4. MAGNESIUM SUPPLEMENTS
The required amount of magnesium can be easily obtained by including nuts, seeds, whole grains, and milk in one’s everyday diet. Despite this fact, people tend to fall for magnesium tablets. Excess magnesium intake from whole foods might not be harmful to many adults but the same with supplements and medications cannot be confirmed. Unregulated intake of magnesium supplements may lead to nausea, diarrhea, and even abdominal cramping. It can cause kidney stones, urine retention, lethargy, and loss of CNS control.
Probiotics are the “good” type of bacteria known to keep the gut healthy. But just like other known supplements, they also have their downside. Probiotics might lead to an allergic reaction in some and lead to an upset stomach, gas, and bloating. They are known to compete with the existing gut microbiome and permanently take over it. People with a critical illness, those undergoing chemotherapy, and those who have recently had surgery must refrain from taking probiotics.
6. ST. JOHN’S WORT
St. John’s Wort is a plant of the wild and is majorly used to cure mental health ailments clinically.
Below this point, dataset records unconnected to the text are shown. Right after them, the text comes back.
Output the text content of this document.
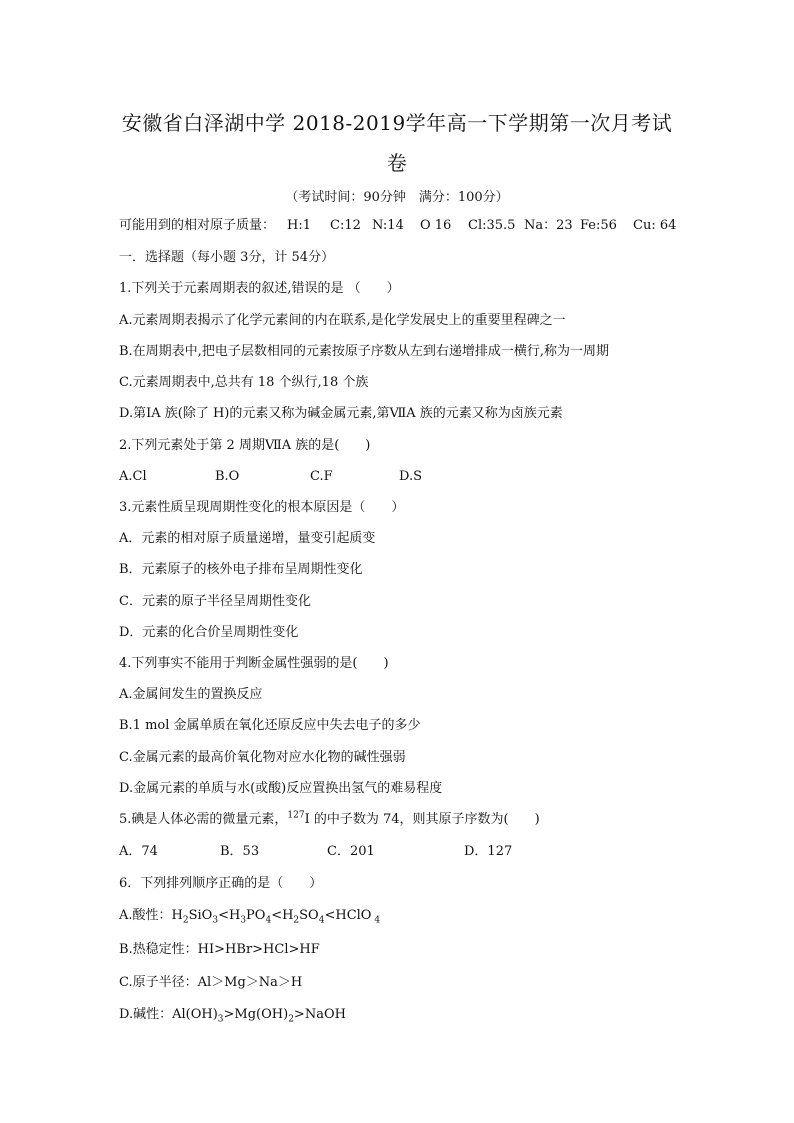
安徽省白泽湖中学 2018-2019学年高一下学期第一次月考试
卷
（考试时间：90分钟　满分：100分）
可能用到的相对原子质量： H:1 C:12 N:14 O 16 Cl:35.5 Na：23 Fe:56 Cu: 64
一．选择题（每小题 3分，计 54分）
1.下列关于元素周期表的叙述,错误的是 （　　）
A.元素周期表揭示了化学元素间的内在联系,是化学发展史上的重要里程碑之一
B.在周期表中,把电子层数相同的元素按原子序数从左到右递增排成一横行,称为一周期
C.元素周期表中,总共有 18 个纵行,18 个族
D.第ⅠA 族(除了 H)的元素又称为碱金属元素,第ⅦA 族的元素又称为卤族元素
2.下列元素处于第 2 周期ⅦA 族的是(　　)
A.Cl	B.O	C.F	D.S
3.元素性质呈现周期性变化的根本原因是（　　）
A．元素的相对原子质量递增，量变引起质变
B．元素原子的核外电子排布呈周期性变化
C．元素的原子半径呈周期性变化
D．元素的化合价呈周期性变化
4.下列事实不能用于判断金属性强弱的是(　　)
A.金属间发生的置换反应
B.1 mol 金属单质在氧化还原反应中失去电子的多少
C.金属元素的最高价氧化物对应水化物的碱性强弱
D.金属元素的单质与水(或酸)反应置换出氢气的难易程度
5.碘是人体必需的微量元素，$^{127}$I 的中子数为 74，则其原子序数为(　　)
A．74	B．53	C．201	D．127
6．下列排列顺序正确的是（　　）
A.酸性：$H_2SiO_3<H_3PO_4<H_2SO_4<HClO$ $_4$
B.热稳定性：HI>HBr>HCl>HF
C.原子半径：Al＞Mg＞Na＞H
D.碱性：$Al(OH)_3>Mg(OH)_2>NaOH$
It is often prescribed alongside standard antidepressants. But there are dangerous side effects of this medication. Use of wort alongside antidepressants may lead to a life-threatening increase in levels of serotonin causing agitation, fast heartbeat, rise in body temperature, and uneasiness. Studies have revealed that the wort worsens psychotic symptoms in people with schizophrenia and bipolar disorders. Intake of St. John’s Wort interferes with prescribed medications and may also lead to sexual dysfunction.
Now the question remains that whether one should consider taking dietary supplements or not. Well, there is no denying its benefits, but supplementation should be prescribed and taken cautiously.
Also, a bowl of spinach soup has healthier amounts of vitamins, iron, and calcium than the commodities that come in blister packaging. Just saying!